Either pick up your speed, Google says, or we will enter the marketplace on a nationwide scale and will decimate you.

Could that happen? Why not? It already has transformed many industries.

If Google has its way, the entire industry model is about to be turned on its head and completely reinvented. The good news is, this is the new model we can expect going forward.

It’s not really unusual, either. After all, country after country has faster Internet service than we do here in the United States. Why?

This big bang may not seem like a big deal yet. Hell — it’s only in Kansas City. But you can be assured that every company in this space is looking very closely and measuring its next moves.

The next few years could usher in a complete transformation of the traditional cable television model.

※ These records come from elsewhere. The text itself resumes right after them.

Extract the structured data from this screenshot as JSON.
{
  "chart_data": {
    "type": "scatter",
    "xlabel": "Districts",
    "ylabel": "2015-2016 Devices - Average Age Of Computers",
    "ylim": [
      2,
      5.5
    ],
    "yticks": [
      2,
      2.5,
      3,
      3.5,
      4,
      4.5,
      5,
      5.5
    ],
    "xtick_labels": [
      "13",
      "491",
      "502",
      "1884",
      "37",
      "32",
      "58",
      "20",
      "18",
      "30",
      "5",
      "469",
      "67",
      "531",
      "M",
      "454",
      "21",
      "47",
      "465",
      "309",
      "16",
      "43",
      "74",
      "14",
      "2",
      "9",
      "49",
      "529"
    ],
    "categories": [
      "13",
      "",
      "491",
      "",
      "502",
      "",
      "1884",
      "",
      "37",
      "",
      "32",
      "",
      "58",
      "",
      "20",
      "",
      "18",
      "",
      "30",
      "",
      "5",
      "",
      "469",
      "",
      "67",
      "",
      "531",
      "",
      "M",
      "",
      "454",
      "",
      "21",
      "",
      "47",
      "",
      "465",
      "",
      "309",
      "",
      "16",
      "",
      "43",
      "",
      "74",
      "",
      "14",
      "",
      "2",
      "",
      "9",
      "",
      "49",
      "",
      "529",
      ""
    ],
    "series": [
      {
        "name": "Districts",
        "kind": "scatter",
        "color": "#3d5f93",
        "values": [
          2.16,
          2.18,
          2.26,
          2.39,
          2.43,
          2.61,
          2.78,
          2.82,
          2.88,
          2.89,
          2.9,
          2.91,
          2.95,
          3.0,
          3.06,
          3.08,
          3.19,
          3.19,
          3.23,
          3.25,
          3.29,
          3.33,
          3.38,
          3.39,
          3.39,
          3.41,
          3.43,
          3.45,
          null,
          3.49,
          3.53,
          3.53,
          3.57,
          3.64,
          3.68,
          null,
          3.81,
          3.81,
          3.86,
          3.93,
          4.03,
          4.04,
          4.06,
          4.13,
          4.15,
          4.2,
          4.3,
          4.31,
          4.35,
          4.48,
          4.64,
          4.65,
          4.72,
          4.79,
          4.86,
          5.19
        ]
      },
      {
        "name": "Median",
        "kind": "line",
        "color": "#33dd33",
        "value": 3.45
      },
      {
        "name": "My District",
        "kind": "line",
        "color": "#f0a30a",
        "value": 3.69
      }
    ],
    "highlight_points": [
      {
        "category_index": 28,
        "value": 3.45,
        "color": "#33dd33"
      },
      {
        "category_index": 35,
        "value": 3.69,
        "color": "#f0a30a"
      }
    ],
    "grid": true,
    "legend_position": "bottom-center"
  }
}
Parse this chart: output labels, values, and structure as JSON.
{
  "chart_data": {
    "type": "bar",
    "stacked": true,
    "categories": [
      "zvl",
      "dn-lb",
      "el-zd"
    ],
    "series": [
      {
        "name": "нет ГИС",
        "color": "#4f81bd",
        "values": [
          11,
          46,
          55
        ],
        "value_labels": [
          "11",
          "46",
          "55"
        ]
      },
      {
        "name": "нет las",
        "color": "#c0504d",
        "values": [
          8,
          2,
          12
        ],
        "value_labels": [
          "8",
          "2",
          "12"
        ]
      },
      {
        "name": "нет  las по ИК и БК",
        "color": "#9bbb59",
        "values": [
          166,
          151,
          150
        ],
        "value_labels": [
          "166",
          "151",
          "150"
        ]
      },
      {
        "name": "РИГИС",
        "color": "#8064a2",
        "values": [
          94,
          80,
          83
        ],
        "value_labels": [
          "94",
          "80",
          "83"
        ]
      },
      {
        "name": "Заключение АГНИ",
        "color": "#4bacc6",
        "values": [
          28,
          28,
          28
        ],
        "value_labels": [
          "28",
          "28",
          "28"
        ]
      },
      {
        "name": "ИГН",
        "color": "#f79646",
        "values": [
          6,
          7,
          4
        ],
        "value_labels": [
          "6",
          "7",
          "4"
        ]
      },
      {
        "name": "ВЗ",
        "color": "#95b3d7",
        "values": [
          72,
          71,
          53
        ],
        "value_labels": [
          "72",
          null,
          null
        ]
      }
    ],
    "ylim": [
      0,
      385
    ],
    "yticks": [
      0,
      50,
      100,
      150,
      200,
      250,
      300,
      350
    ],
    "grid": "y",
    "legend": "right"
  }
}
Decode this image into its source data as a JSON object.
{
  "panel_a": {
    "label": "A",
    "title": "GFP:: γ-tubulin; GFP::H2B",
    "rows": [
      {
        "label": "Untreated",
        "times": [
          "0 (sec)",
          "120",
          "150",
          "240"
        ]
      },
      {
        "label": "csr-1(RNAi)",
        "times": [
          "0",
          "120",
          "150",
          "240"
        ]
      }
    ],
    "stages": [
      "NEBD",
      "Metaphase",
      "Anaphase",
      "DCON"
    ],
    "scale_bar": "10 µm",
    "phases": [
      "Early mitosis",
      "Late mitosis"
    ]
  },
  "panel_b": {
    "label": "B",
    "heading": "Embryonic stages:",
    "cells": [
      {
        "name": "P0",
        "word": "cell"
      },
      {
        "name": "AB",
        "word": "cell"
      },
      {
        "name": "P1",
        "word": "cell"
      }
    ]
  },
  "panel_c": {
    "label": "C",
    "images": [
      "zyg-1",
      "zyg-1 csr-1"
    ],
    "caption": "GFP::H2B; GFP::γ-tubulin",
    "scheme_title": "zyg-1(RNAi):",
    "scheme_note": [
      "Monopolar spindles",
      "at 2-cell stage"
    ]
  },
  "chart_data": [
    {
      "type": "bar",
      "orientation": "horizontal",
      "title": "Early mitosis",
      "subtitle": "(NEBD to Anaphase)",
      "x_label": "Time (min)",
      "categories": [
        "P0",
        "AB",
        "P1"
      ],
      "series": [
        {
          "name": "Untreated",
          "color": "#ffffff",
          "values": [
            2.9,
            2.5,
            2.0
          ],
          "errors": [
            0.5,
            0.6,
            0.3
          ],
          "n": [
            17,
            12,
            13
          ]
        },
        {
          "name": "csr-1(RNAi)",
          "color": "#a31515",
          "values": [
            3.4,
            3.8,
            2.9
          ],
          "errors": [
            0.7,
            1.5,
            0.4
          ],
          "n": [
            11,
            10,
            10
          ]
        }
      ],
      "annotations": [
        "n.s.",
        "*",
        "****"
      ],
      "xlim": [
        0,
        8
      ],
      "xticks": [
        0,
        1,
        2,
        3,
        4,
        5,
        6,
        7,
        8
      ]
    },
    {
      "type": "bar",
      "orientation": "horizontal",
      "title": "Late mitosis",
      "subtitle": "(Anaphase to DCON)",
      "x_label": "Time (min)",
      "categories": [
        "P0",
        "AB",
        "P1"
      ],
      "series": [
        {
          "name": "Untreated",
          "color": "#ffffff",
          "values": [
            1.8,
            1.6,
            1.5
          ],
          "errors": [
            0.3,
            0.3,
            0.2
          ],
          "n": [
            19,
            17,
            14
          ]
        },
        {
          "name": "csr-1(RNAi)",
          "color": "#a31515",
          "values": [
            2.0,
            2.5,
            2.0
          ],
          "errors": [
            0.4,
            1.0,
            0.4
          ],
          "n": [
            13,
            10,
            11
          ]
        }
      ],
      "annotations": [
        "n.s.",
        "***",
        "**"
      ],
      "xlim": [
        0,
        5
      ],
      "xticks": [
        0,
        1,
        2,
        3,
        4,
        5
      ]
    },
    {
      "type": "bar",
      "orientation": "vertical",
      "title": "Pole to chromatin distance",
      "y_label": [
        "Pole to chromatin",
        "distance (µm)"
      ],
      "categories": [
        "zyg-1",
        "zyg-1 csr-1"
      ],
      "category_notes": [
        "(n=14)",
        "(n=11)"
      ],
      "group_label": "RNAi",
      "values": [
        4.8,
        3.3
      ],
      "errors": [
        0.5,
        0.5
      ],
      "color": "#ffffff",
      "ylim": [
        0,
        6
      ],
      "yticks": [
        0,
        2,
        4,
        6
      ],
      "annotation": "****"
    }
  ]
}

What’s the next step from Google in TV? That’s up to today’s competitors.

Yes Dorothy, there is a Wizard of Oz in Kansas City, and in the blink of an eye, Google intends to transform the way we think about television and broadband.

Jeff Kagan

E-Commerce Times columnist Jeff Kagan is a tech analyst and consultant who enjoys sharing his colorful perspectives on the changing industry he's been watching for 25 years. Email him at [email protected].

1 Comment

  • You know the sad part about this whole thing is the pathetic phone companies that simply could have buried fiber optic lines years ago and virtually controlled the data market. Would have kept them alive for decades. Instead their DSL lines are dial up quality even compared to the worst cable broadband setup. Fiber optics is certainly the future of passing large AM ounts of data to a lot of customers. Even now do you see anybody but Google and Verizon with their FIOS jumping on the bandwagon and dropping some fiber to homes? Why, because their is no real need felt by the customers and they are happy with cable broadband or even DSL. Its cheaper and its good enough. This is the drawback to faster delivery of technology like fiber optics. Will people be willing to accept the costs for the outstanding services it will bring?